Access Control Lists
Introduction
Access Control Lists are a feature of the Linux file system that extend the traditional Unix file permissions to allow more precise control for specific users or groups.
Setting ACL
Two places where this can be useful is for root owned files and for apache. For root owned files it is sometimes desirable to give another user access (such as the kcc user) and with traditional Unix file permissions this is only possible by giving all users access. For example, to give the specific user kcc read access to the apache error log, we can do
setfacl -m u:kcc:rx /var/log/httpd
setfacl -m u:kcc:r /var/log/httpd/error_log
This allows the user kcc to access the directory and read the specific file. Of course, only the root user would have permission to do this.
Viewing ACL
To view the ACL settings for a file, first note that ls -l will show extended permissions are available with a + after the standard Unix permissions. The getfacl command can be used to show the detail (and can be used on any file, event where ACL permissions have not been set.

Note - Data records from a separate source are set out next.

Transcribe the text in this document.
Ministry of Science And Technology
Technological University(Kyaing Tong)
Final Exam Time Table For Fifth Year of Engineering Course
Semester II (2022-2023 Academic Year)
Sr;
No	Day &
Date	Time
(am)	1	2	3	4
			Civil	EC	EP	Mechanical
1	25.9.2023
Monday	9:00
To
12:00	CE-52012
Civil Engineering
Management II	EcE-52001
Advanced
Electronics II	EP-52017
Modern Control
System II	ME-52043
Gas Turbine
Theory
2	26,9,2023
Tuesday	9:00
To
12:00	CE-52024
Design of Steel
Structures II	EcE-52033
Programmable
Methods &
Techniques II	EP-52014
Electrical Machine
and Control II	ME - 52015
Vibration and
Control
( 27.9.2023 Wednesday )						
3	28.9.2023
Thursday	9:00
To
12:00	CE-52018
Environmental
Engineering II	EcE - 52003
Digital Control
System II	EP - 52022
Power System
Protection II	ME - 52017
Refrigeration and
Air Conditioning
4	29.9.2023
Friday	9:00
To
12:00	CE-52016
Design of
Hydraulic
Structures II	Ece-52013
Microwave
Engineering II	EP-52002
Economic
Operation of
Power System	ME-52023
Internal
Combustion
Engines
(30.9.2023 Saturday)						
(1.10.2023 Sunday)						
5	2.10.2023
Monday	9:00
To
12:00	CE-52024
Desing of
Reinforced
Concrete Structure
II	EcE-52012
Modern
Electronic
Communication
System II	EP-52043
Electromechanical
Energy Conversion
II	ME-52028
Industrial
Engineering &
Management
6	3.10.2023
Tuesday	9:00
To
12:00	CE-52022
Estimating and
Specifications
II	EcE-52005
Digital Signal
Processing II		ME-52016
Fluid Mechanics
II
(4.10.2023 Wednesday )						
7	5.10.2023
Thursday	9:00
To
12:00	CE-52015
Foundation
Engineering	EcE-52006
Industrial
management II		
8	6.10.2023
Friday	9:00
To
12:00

> ls -l /var/log/httpd/error_log -rw-r-----+ 1 root root 299 Jul 6 04:02 /var/log/httpd/error_log > getfacl /var/log/httpd/error_log getfacl: Removing leading '/' from absolute path names # file: var/log/httpd/error_log # owner: root # group: root user::rw- user:kcc:r-- group::r-- mask::r-- other::---
Availability
ACL has been in Linux since 2.4. To use it must be enabled on the file-system mount. Often it will be enabled by default, but if not needs to be explicitly enabled in /etc/fstab and the file system remounted. Even if /etc/fstab just shows the mount as defaults it may already be enabled. For example, on this machine it had to be enabled
[kcc@D-VMSR-MT-BC1 ~]$ cat /etc/fstab /dev/mapper/rootvg-rootvol / ext4 defaults,acl 1 1
It is possible that getfacl and setfacl commands have not been installed. In this case they need to be added with the yum (or equivalent) command.
AIX
Access Control Lists also exist in AIX albeit with different commands. They are not currently supported in KCML.